Gablota “Wiesława”
Dziś znów kącik historyczny. Otóż jeśli masz, Czytelniku, 400 tysięcy złotych luźnej gotówki i szukasz samochodu, który zaraz po wyjechaniu z salonu nie będzie wart ze 30 tysięcy mniej, kup Mercedesa W189 300d z 1959 roku, który dawno temu woził I sekretarza KC PZPR, tow. Władysława Gomułkę. Zabytkowy wóz, pięknie odrestaurowany, został niedawno wystawiony na sprzedaż.
Młodszym należy się wyjaśnienie, że model W189 zwany był perwersyjnie „Adenauerem”, a przezwisko to zawdzięczał ówczesnemu kanclerzowi Republiki Federalnej, który sam był taką limuzyną wożony. Perwersja polegała zaś na tym, że w czasach Gomułki Konrad Adenauer przedstawiany był przez komunistyczną propagandę jako „rewanżysta” i „odwetowiec” z Bonn. A kiedy kanclerz został w 1958 roku honorowym członkiem Zakonu Szpitala Najświętszej Marii Panny Domu Niemieckiego w Jerozolimie, czyli po naszemu „krzyżakiem”, jego zdjęciem w białym płaszczu z czarnym krzyżem straszono dzieci. Towarzysz „Wiesław” nigdy zatem nie pozwoliłby nazywać swojego służbowego samochodu „Adenauerem”.

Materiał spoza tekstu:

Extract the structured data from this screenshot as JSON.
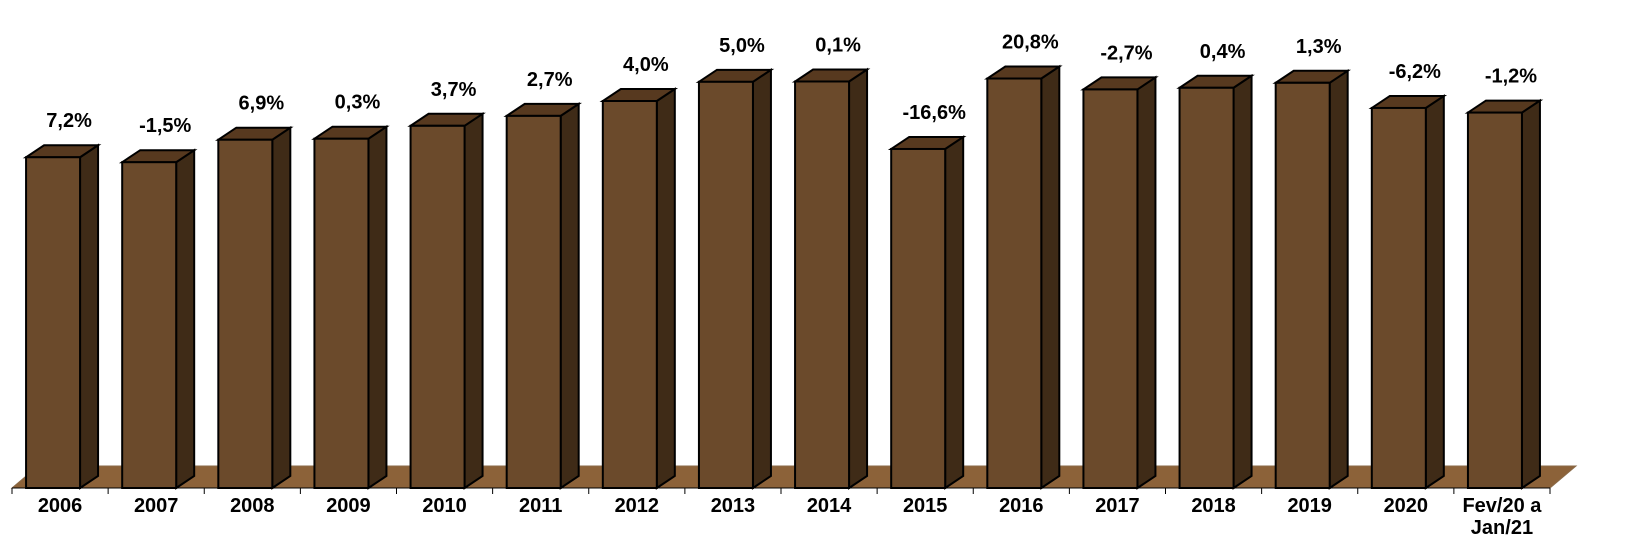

Ciekawostką historyczno-motoryzacyjną jest fakt, że nasi peerelowscy luminarze, wedle których NRF (jak wówczas nazywano Zachodnie Niemcy) była głównym zagrożeniem naszej państwowości, uwielbiali właśnie produkty tamtejszego przemysłu motoryzacyjnego. Radzieckie „Czajki” i „ZiŁ-y” zupełnie się u nas nie przyjęły. Nasi sekretarze wyznawali ugruntowany nad Wisłą pogląd, że „bez gwiazdy ni ma jazdy”.

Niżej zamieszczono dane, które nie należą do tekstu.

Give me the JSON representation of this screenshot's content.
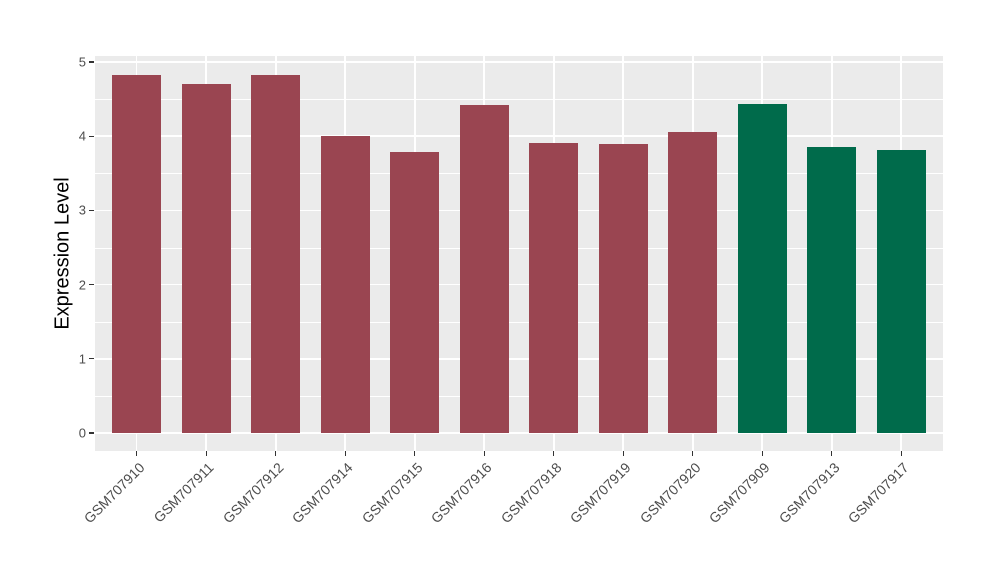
{
  "figure": {
    "background_color": "#FFFFFF"
  },
  "chart_data": {
    "type": "bar",
    "title": "",
    "xlabel": "",
    "ylabel": "Expression Level",
    "ylim": [
      0,
      5
    ],
    "yticks": [
      0,
      1,
      2,
      3,
      4,
      5
    ],
    "grid": true,
    "legend_position": "none",
    "panel_background_color": "#EBEBEB",
    "grid_color": "#FFFFFF",
    "tick_label_color": "#4D4D4D",
    "axis_title_color": "#000000",
    "bar_color_red": "#9A4551",
    "bar_color_green": "#006B4B",
    "categories": [
      "GSM707910",
      "GSM707911",
      "GSM707912",
      "GSM707914",
      "GSM707915",
      "GSM707916",
      "GSM707918",
      "GSM707919",
      "GSM707920",
      "GSM707909",
      "GSM707913",
      "GSM707917"
    ],
    "values": [
      4.82,
      4.7,
      4.82,
      4.0,
      3.79,
      4.42,
      3.91,
      3.89,
      4.05,
      4.44,
      3.86,
      3.82
    ],
    "bar_colors": [
      "#9A4551",
      "#9A4551",
      "#9A4551",
      "#9A4551",
      "#9A4551",
      "#9A4551",
      "#9A4551",
      "#9A4551",
      "#9A4551",
      "#006B4B",
      "#006B4B",
      "#006B4B"
    ]
  }
}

Tradycja ta przetrwała zmianę ustroju i również dziś nasi umiłowani przywódcy korzystają z pojazdów produkowanych za naszą zachodnią granicą. A że co i rusz któryś ląduje na latarni albo w rowie, rząd nasz jest cenionym klientem niemieckiego przemysłu samochodowego.